I managed to stay awake long enough to reassure my family I was fine, and was surprised to discover it was true. Sure I felt pretty crappy, but I’d expected to feel like I was dying, or maybe to experience pain bad enough to make me wish I was. Instead I just felt sore.

Very, very, very sore. Sore enough that when the nurse told me I needed to get out of bed the next day to sit in the chair, I almost laughed.

Then I realized she was serious and, with a lot of help, managed to move the six inches or so that was necessary to accomplish this task. A day later, I was walking.

Actually, it was more of a shuffle, across the hall and back, bent over like an old crone because I couldn’t stand straight. My stomach was too tight.

Certainly no one was more amazed than me when I walked down the hall to the lounge a couple days later.

The human body is a wondrous thing, able to withstand much more than most of us realize, and an immediate TRAM reconstruction after a mastectomy is one of those things.

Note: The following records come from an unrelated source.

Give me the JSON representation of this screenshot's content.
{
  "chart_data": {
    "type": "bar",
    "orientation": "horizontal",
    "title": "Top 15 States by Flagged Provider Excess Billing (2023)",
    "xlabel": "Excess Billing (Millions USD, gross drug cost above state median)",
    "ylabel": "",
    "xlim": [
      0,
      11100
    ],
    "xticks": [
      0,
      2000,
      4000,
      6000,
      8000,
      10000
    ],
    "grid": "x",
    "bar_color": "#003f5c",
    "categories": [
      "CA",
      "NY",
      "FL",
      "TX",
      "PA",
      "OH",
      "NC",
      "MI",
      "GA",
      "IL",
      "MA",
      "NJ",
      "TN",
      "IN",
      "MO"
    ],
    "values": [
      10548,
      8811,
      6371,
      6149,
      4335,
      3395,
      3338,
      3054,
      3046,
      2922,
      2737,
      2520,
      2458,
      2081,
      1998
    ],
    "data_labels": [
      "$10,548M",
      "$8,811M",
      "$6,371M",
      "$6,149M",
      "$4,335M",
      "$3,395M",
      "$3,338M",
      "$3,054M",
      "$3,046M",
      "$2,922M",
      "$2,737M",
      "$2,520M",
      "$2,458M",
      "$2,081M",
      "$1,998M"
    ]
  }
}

This type of surgery is a big endeavor, especially when paired with an axillary dissection. It involves taking tissue from one part of the body – in my case, my stomach – and using it to form a new “breast.”

Two surgeons work together, seamlessly moving from a breast surgeon-performed mastectomy through reconstruction by the plastic surgeon. (For a complete description of the procedure from the American Cancer Society website, go here: http://tinyurl.com/lxvaf6t.)

My body remembers that day though I do not. The faded but still visible scars, occasional abdominal tightness and weaker right side all give testament to the trauma my muscle and tissue have endured. These effects will continue to wane, but they will never disappear, and though I don’t remember the hours that changed my life forever, April 27 was a day I will never forget.